Debate rages on inmates’ right to vote

Many prisoners in Alabama jails have the right to vote, but a Democratic activist’s efforts to register them and supply them with absentee ballots halted when the chair of the state Republican Party complained

The Rev. Kenneth Glasgow, an advocate for inmate and felon voting rights and executive director of The Ordinary People Society, was going into state prisons and registering inmates, particularly those convicted of drug possession. Rep. Mike Hubbard, R-Auburn, wrote a letter of complaint to Corrections Commissioner Richard Allen, who stopped the effort in its tracks.

Allen, who was appointed by Republican Gov. Bob Riley, declined to be interviewed.

He responded to Hubbard in a letter that referred to a 2005 opinion issued by Attorney General Troy King regarding registering felons to vote. He said Glasgow’s program did not violate the attorney general’s opinion regarding lawful visitation of inmates. But he shut the registration down based on another law that “makes it unlawful to use any state-owned property … to promote or advance candidates for election.”

Allen wrote that while it wasn’t clear if the act of assisting voters to register was a violation of those provisions, “I cannot expose departmental employees to that possibility.”

Glasgow, a Democrat from Dothan who served time for robbery and drug convictions, was surprised at the decision.

“It’s our ministry,” said Glasgow, who is a pastor. “I don’t know why anyone would try to politicize this, we’ve been doing it for seven years. It’s also the law. Why would anybody who is supposed to be upholding the law go against the law?”

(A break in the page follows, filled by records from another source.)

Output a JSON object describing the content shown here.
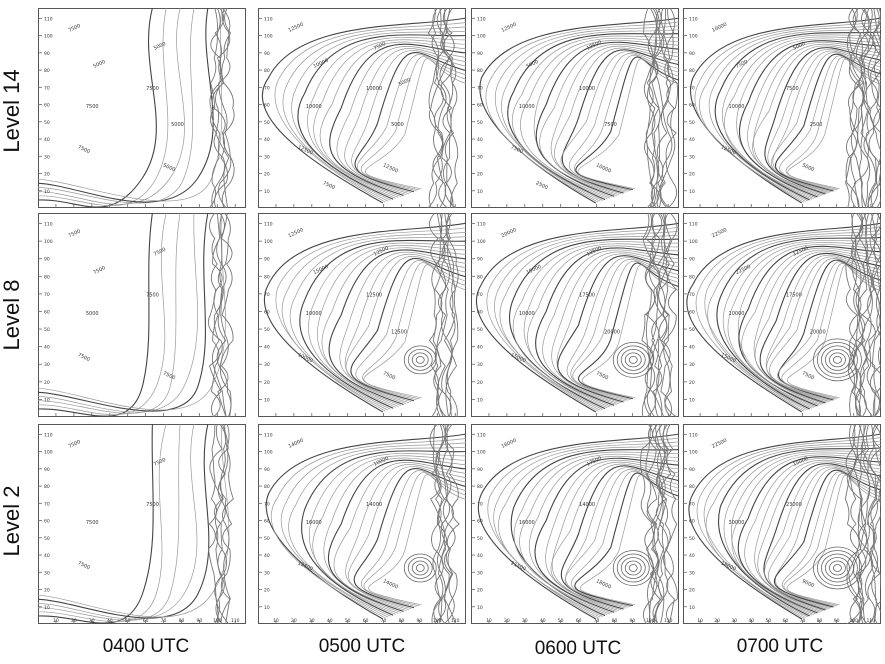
{
  "rows": [
    {
      "label": "Level 14"
    },
    {
      "label": "Level 8"
    },
    {
      "label": "Level 2"
    }
  ],
  "columns": [
    {
      "label": "0400 UTC"
    },
    {
      "label": "0500 UTC"
    },
    {
      "label": "0600 UTC"
    },
    {
      "label": "0700 UTC"
    }
  ],
  "axis_ticks": [
    "10",
    "20",
    "30",
    "40",
    "50",
    "60",
    "70",
    "80",
    "90",
    "100",
    "110"
  ],
  "panels": [
    {
      "row": 0,
      "col": 0,
      "contour_labels": [
        "7500",
        "7500",
        "7500",
        "5000",
        "7500",
        "5000",
        "5000",
        "5000"
      ]
    },
    {
      "row": 0,
      "col": 1,
      "contour_labels": [
        "12500",
        "10000",
        "12500",
        "7500",
        "10000",
        "12500",
        "10000",
        "5000",
        "7500",
        "5000"
      ]
    },
    {
      "row": 0,
      "col": 2,
      "contour_labels": [
        "12500",
        "10000",
        "7500",
        "12500",
        "10000",
        "10000",
        "5000",
        "7500",
        "2500"
      ]
    },
    {
      "row": 0,
      "col": 3,
      "contour_labels": [
        "10000",
        "7500",
        "12500",
        "5000",
        "10000",
        "5000",
        "7500",
        "2500"
      ]
    },
    {
      "row": 1,
      "col": 0,
      "contour_labels": [
        "7500",
        "7500",
        "7500",
        "7500",
        "5000",
        "7500",
        "7500"
      ]
    },
    {
      "row": 1,
      "col": 1,
      "contour_labels": [
        "12500",
        "12500",
        "10000",
        "12500",
        "10000",
        "7500",
        "15000",
        "12500"
      ]
    },
    {
      "row": 1,
      "col": 2,
      "contour_labels": [
        "20000",
        "17500",
        "15000",
        "12500",
        "10000",
        "7500",
        "15000",
        "20000"
      ]
    },
    {
      "row": 1,
      "col": 3,
      "contour_labels": [
        "22500",
        "17500",
        "15000",
        "12500",
        "10000",
        "7500",
        "22500",
        "20000"
      ]
    },
    {
      "row": 2,
      "col": 0,
      "contour_labels": [
        "7500",
        "7500",
        "7500",
        "7500",
        "7500"
      ]
    },
    {
      "row": 2,
      "col": 1,
      "contour_labels": [
        "14000",
        "14000",
        "12500",
        "10000",
        "16000",
        "14000"
      ]
    },
    {
      "row": 2,
      "col": 2,
      "contour_labels": [
        "16000",
        "14000",
        "21500",
        "17500",
        "16000",
        "18000"
      ]
    },
    {
      "row": 2,
      "col": 3,
      "contour_labels": [
        "22500",
        "23000",
        "18000",
        "15000",
        "30000",
        "9000"
      ]
    }
  ]
}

But King backed the commissioner’s decision, saying it won’t keep inmates from voting, it will only keep outsiders from coming into the jail to make it easier for them to vote. Prisoners can register and apply for an absentee ballot just like any other Alabamian, he said.

“I don’t think the law requires special privileges for people who have broken our laws, or convicted felons, which is what this is really about,” King said. “They have the same opportunity as people who are homebound.”

King said it’s poor public policy to make it easier for people who are incarcerated to vote.

“Should we feel some special obligation to somebody who flaunts the law to vote than we do for homebound senior citizens to vote, or for the single mom who has to work?” he said. “We should not.”

Alabama law is muddy on the issue of which prisoners can vote and which are disenfranchised as part of their punishment.

Alabama felons convicted of “crimes of moral turpitude” cannot vote unless their voting rights have been restored — but there’s no definition of which specific crimes take away a convict’s voting rights.

Marc Mauer, executive director of the Washington, D.C.-based Sentencing Project, says there’s not much legal obligation to help eligible inmates vote, but the trend in the United States is to make it easier for all people to vote.

“The tradition has been to enact policies and practices that do encourage people to vote,” he said. “In many high schools across the country, election officials come in and meet with graduating seniors who are, or are about to be 18. The same thing is true of the Motor Voter law, which makes it very simple for people to register to vote when they get their driver’s license.”

But prisoners are left out, said Glasgow, and he believes getting them engaged in civic activities like voting is the first step toward making them productive citizens.

The Department of Corrections isn’t legally obligated to allow voter registration drives. But D’Linnell Finley, an Auburn Montgomery political scientist, believes there’s no good reason to disallow them.

“Certainly you would need the permission of the prison officials, because you do have to be concerned about safety and security,” Finley said. “But as long as they are not doing anything wrong, there is no reason to stop them.”

Denying those drives ignores the fact that many inmates don’t know whether they’ve lost their voting rights or not, or have any knowledge of the electoral process, he said. Voter drives help educate would-be voters.

Ryan Haygood, co-director of the NAACP Legal Defense Fund Political Participation Group, said Alabama’s laws on voting rights for prisoners are just too confusing. Haygood won a 2006 lawsuit that saw a Jefferson County judge order the state to let all convicted felons vote because of the law’s failure to define offenses of moral turpitude. But the Alabama Supreme Court overturned the decision.

“Many of eligible voters don’t know they’re eligible,” he said. “What we lose sight of with this issue is that under the constitution of Alabama and the law, eligible people are being denied the right to vote. The health of our democracy requires that eligible citizens are afforded the opportunity to participate. We don’t lose where there is participation.”